I fold my hands across my chest and continue looking at over the hills of the Caphill. It is not a big planet. Like any other planet, it was compiled of collision and explosion and all the star dust kind of tales. But the uniqueness of this planet is its atmosphere. A comet explosion gave it its atmosphere. In the night the sky doesn't go black it goes dark blue or pink. The mornings are the same. The oxygen outside is a little thin, same level as when you climb the Everest on the earth.
No water, no life. But it is all artificial. No plants, just desert. After all, it is just used to protect the other planet in the solar system. This planet has got its name from the hills that I adore so much. And I wonder what lies behind them. No one has ever been there. I've heard my colleagues talking about it while in the training.
"The lights which fill T9 Caphill coming from the other side. It is where the They lived." one cadet had said.
But like every other planet, we have our myths. Lack of knowledge inspires humans to believe rumours. I am not doing so. Maybe someday I might find myself beyond those hills.
Maybe someday.
I see the light fading behind the hills, the sun sinking low but no darkness, rather there are brilliant colours coming from beyond. Consuming me whole like an ethereal bliss. But this isn't the most satisfying experience in my revival chamber. It is staring down when I am looking at my home. What was once a peaceful place brimming with heavenly bliss. We always sought the heavens up above, rather than appreciating what we have. Above was hell, an excruciating time of relentless battles and wars.
"Good evening, Joanne…," the artificial voice interrupts my bliss.
I sigh the disappointment out for I am certain this is not good news. "Reporting." I answer.
"You are scheduled to deploy on the field tomorrow. You should rest and regain your strength. As usual, you have to give a fitness test and report to your captain for the new mission. You are directed to your commanding officer." The voice instructs and ceases.
After a brief moment I get a ring in my head, 'Reaye Loseu, comm. Third gen squad.' Flashes in front of my eyes.
"Greetings, ma'am…," I try to sound firm.
"Alright cadet." She says, "… your performance on the field is noted as significantly careless. Are you aware of that?"
Of course, I am. "I assure this wouldn't happen the next time – "
"—you better not." She snaps, and continue to assert the dominance upon me, "you have been asked not to company the battle force but operate from the camp as a volunteer and rescue team for a brief time as the situation has worsened and you didn't prove to be very helpful as a soldier." She takes a pause.

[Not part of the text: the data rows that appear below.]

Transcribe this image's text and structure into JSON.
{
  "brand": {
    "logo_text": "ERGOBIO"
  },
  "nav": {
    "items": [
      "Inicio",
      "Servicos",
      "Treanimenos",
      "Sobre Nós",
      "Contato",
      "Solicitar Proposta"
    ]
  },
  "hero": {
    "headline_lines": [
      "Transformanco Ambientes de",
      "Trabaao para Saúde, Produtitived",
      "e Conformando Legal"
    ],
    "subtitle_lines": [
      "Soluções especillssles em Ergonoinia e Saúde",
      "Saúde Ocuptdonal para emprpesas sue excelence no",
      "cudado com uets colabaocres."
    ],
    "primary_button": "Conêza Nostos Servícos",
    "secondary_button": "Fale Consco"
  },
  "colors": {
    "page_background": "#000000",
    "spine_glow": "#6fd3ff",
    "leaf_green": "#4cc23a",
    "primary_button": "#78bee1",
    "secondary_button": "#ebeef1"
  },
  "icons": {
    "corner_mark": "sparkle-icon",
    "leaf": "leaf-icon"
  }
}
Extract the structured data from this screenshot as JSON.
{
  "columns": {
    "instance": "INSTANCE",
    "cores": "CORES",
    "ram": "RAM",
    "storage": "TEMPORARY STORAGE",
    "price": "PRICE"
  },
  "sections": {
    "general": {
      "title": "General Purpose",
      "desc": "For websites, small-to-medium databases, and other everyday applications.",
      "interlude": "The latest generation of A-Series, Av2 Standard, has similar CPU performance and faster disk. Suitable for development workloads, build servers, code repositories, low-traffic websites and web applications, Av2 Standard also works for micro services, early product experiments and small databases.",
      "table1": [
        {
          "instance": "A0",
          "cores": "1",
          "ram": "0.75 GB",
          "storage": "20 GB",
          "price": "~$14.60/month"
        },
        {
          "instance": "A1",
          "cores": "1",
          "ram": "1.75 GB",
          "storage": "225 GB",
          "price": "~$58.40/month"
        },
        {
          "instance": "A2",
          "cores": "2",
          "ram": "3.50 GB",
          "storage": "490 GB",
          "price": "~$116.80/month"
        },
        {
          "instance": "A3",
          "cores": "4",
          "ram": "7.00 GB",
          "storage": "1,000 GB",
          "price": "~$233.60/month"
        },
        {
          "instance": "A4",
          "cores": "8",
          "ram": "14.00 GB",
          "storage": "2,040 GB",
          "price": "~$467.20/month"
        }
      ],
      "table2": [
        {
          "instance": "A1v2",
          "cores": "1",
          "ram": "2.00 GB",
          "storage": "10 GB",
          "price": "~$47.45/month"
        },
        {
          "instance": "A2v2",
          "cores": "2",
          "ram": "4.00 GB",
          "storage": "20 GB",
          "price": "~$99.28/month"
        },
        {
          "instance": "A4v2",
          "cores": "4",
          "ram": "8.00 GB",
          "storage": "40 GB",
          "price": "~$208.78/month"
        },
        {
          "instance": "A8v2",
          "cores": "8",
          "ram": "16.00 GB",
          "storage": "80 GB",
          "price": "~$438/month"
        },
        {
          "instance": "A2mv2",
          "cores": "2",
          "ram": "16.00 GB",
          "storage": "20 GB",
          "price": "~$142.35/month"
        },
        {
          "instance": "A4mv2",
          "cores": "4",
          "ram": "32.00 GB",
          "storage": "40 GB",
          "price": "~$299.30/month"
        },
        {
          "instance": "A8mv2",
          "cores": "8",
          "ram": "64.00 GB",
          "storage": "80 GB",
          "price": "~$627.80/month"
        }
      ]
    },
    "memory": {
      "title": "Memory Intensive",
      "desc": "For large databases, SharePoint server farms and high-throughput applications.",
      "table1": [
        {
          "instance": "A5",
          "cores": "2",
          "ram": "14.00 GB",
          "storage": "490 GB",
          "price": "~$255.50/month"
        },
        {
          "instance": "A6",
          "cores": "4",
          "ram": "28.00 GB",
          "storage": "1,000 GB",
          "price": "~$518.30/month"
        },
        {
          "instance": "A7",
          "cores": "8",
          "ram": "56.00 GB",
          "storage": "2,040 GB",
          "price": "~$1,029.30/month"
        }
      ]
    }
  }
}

This where I am supposed to affirm the orders, instead I am just paced out wondering how am I going to rescue the soldiers trapped on the other side of the war, if I am not good at fighting. Her voice feels like coming from underwater and hazy.
"Flair, are you with me?" She asks.
"Uh–yes, ma'am I follow." I answer, gathering all the attentiveness in my voice.
"If you have any queries, you shall inform your captain in the morning after your fitness exam, do you copy?"
Do I though? "Yes, ma'am."
"And I hope you don't see the revival chamber any sooner. You are now dismissed." She disconnects the call and leaves me wondering about my eligibilities.
I have proven myself for multiple times, but this time I don't really remember what happened on the battlefield. I try to dig into my memory, but all I see is an empty space. It is all blank and dry like a white plain paper.
I drag a virtual screen in front of me from my cuff. It is the access to the telescope which is actually moving around like a satellite orbiting the home solar system. This view has just become a decorative, people just look at it like a past and relive it in the virtual room. No one looks at like a home. The humans born here in this galaxy are oblivious to what a planet earth was once?
Surrounded by the world of illusion, they find pleasure virtually. The birds are fake; the trees are artificial. Even the air that they breathe is unnatural.
I glance at my home once before I end my day. It is, as always, a bright blue planet with a veil of mist around it. Although it is magnificent, like the clouds of heaven, but trust me it's the remnant of what once was beautiful.